D'Souza pleads guilty in campaign-finance case

Author Dinesh D'Souza visits 'The Opie & Anthony Show' at the SiriusXM Studio on September 27, 2012.
Author Dinesh D'Souza visits 'The Opie & Anthony Show' at the SiriusXM Studio on September 27, 2012.
The nation's campaign-finance laws aren't exactly stringent. Thanks in large part to conservatives on the U.S. Supreme Court, the system is woefully lax, making it difficult to actually run afoul of the law.
But right-wing provocateur Dinesh D'Souza, best known for his activism and racially charged rhetoric, stood accused of breaking the law anyway. As Rachel reported in January, D'Souza was charged with using straw donors to make illegal third party donations to a candidate for Senate in 2012. According to prosecutors, D'Souza encouraged others to contribute to a candidate and then reimbursed those donors for the contributions – in effect, using others to exceed campaign-finance limits.
After the charges were initially filed, D'Souza insisted he'd done nothing wrong. Today, D'Souza changed his mind.

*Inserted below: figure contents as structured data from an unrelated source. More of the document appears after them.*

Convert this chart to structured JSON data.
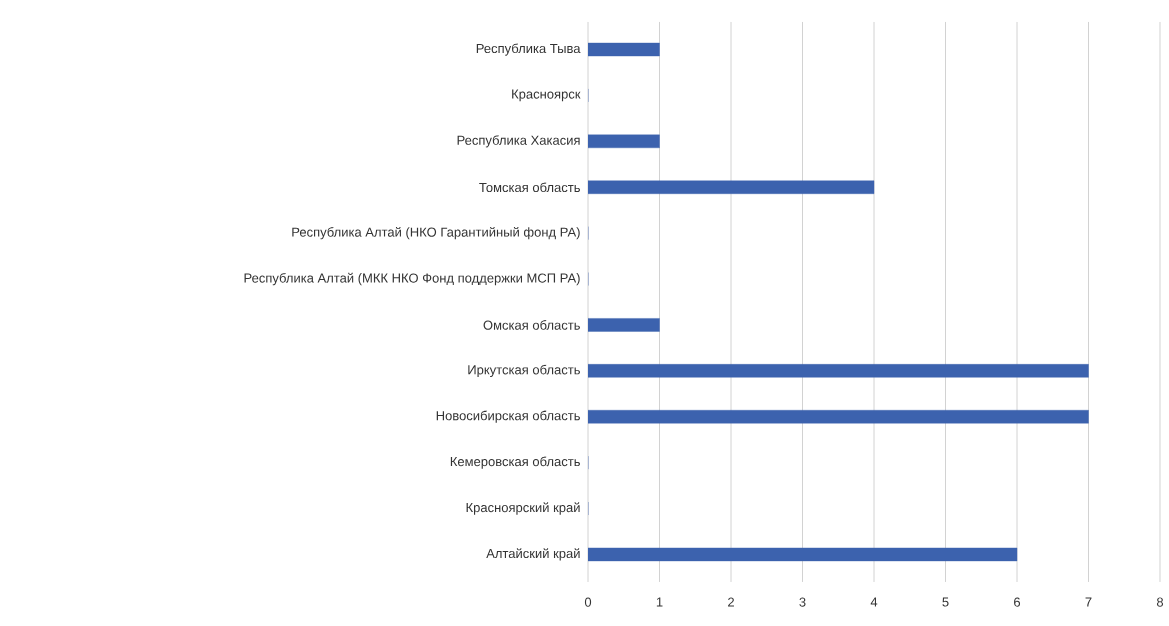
{
  "chart_data": {
    "type": "bar",
    "orientation": "horizontal",
    "categories": [
      "Республика Тыва",
      "Красноярск",
      "Республика Хакасия",
      "Томская область",
      "Республика Алтай (НКО Гарантийный фонд РА)",
      "Республика Алтай (МКК НКО Фонд поддержки МСП РА)",
      "Омская область",
      "Иркутская область",
      "Новосибирская область",
      "Кемеровская область",
      "Красноярский край",
      "Алтайский край"
    ],
    "values": [
      1,
      0,
      1,
      4,
      0,
      0,
      1,
      7,
      7,
      0,
      0,
      6
    ],
    "color": "#3c62ae",
    "xlim": [
      0,
      8
    ],
    "xticks": [
      0,
      1,
      2,
      3,
      4,
      5,
      6,
      7,
      8
    ],
    "grid": "x"
  }
}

Conservative author and filmmaker Dinesh D'Souza pleaded guilty Tuesday to using "straw donors" to make excessive contributions to a U.S. Senate candidate in the 2012 election. His plea came the same day his criminal trial had been scheduled to begin in a Manhattan federal court on charges that he made $20,000 in illegal contributions to Republican Wendy Long, a Republican who sought unsuccessfully to oust Sen. Kirsten Gillibrand, D-N.Y.

In a statement, D'Souza's attorney said, "Mr. D'Souza agreed to accept responsibility for having urged two close associates to make contributions of $10,000 each to the unsuccessful 2012 Senate campaign of Wendy Long and then reimbursing them for their contributions."
It's not yet clear what kind of criminal penalty, if any, the far-right personality will face as a result of his guilty plea. Sentencing is scheduled for Sept. 23.
And while this is the latest in a series of ignominious twists for D'Souza's unfortunate career, the lingering question has to do with all the Republican lawmakers in Congress who were convinced these charges were not only baseless, but were also part of an Obama conspiracy.
After charges were first filed against D'Souza, Alex Jones and Drudge cooked up a doozy: the right-wing provocateur hadn't actually violated campaign-finance laws, they said, but rather this was an example of the White House using the Justice Department to target those who dare to condemn President Obama.
Soon after, Rush Limbaugh was on board with the theory. Then Fox News.
By late February, four U.S. senators -- including Iowa's Chuck Grassley, the man who'll likely become chairman of the Senate Judiciary Committee if his party retakes the majority in this year's midterms -- were demanding an explanation from FBI Director James Comey.
Sen. Ted Cruz (R-Texas) quickly became heavily invested in the bizarre idea that D'Souza's only crime was criticizing the president.
Now that D'Souza has admitted to wrongdoing, one wonders if his high-profile allies will reflect on their error.